Lieben Dank dir & alles erdenklich Gute!
Ganz herzlichen Dank für den lieben Kommentar!
Salut Taja, interessanter Artikel. Danke. An zwei Stellen war ich jedoch verunsichert.
1. Dr. Scott McCoy machte in seiner Vorlesung auf eine Studie aufmerksam (die er selber durchführte) bei der er feststellte, dass Frauen eher die «pear- shape-down» und Männer eher die «pear-shape-up» Methode bevorzugen würden.
Wäre es nicht eher umgekehrt, Frauen pear shape up und Männer down?

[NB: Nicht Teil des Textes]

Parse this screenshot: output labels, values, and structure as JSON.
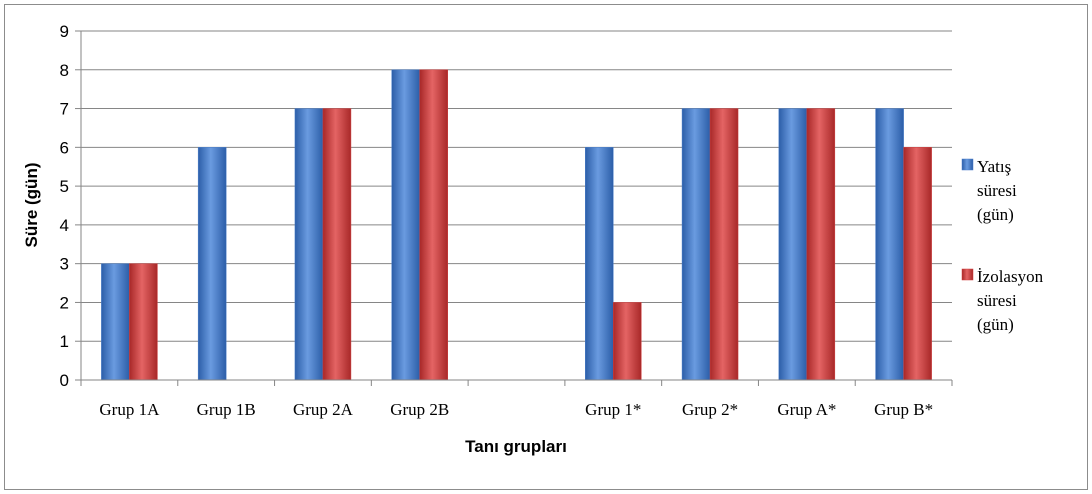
{
  "chart_data": {
    "type": "bar",
    "title": "",
    "xlabel": "Tanı grupları",
    "ylabel": "Süre (gün)",
    "ylim": [
      0,
      9
    ],
    "yticks": [
      0,
      1,
      2,
      3,
      4,
      5,
      6,
      7,
      8,
      9
    ],
    "grid": true,
    "legend_position": "right",
    "categories": [
      "Grup 1A",
      "Grup 1B",
      "Grup 2A",
      "Grup 2B",
      "",
      "Grup 1*",
      "Grup 2*",
      "Grup A*",
      "Grup B*"
    ],
    "series": [
      {
        "name": "Yatış süresi (gün)",
        "legend_lines": [
          "Yatış",
          "süresi",
          "(gün)"
        ],
        "color": "#4a7ec9",
        "values": [
          3,
          6,
          7,
          8,
          null,
          6,
          7,
          7,
          7
        ]
      },
      {
        "name": "İzolasyon süresi (gün)",
        "legend_lines": [
          "İzolasyon",
          "süresi",
          "(gün)"
        ],
        "color": "#cf3f3f",
        "values": [
          3,
          null,
          7,
          8,
          null,
          2,
          7,
          7,
          6
        ]
      }
    ]
  }
}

2. Zudem fände man Sänger und Sängerinnen bei denen die abdominale Atmung bei aufsteigenden und die kostale Atmung bei ansteigenden Tonfolgen dominiere.
Aufsteigende und ansteigende Atmung, ist das nicht dasselbe? Meintest du ev. absteigende und ansteigende Atmung oder sogar umgekehrt?
mit freundlichen Grüssen,
Carol Meyer
Liebe Carol
Danke für deine Fragen. Dr. Scott meint mit „Pear-shape down“, dass Frauen eher dazu tendieren „in den Bauch“ zu atmen, sprich die abdominale Atmung anzuwenden. Bildlich gesprochen entsteht dann das Bild einer Birne, welche man auf den Tisch stellt. Das Volumen ist unten grösser als oben. Männer bevorzugen die „pear shape up“ Methode, das heisst sie erweitern eher den Brustraum mittels Aktivierung der Zwischenrippenmuskeln. Bildlich gesprochen ist dann das Volumen oben grösser als unten, die Birne steht auf dem Kopf. Zu deiner zweiten Frage. Die Wörter „aufsteigen“ und „absteigen“ beziehen sich auch das Wort „Tonfolge“. Es gibt Sänger:innen bei denen man beobachten kann, dass sie „in den Bauch“ atmen wenn sie in die höhe singen. Wenn sie dann ihre Stimme in tiefere Tonlagen führen, benutzen sie die kostale Atmung, sprich sie erweitern ihren Brustraum, mittels Aktivierung der Zwischenrippenmuskeln.
Mit lieben Grüssen
Taja
Als jemand, der selbst Gesangsunterricht genommen hat, kann ich aus eigener Erfahrung sagen, wie verwirrend es sein kann, mit den unterschiedlichen Ansichten und Ratschlägen zur Atemtechnik konfrontiert zu werden. Dieser Artikel nimmt sich jedoch die Zeit, die häufigsten Mythen zu entlarven und bietet stattdessen klare und fundierte Einblicke in die richtige Atemtechnik für Sängerinnen und Sänger.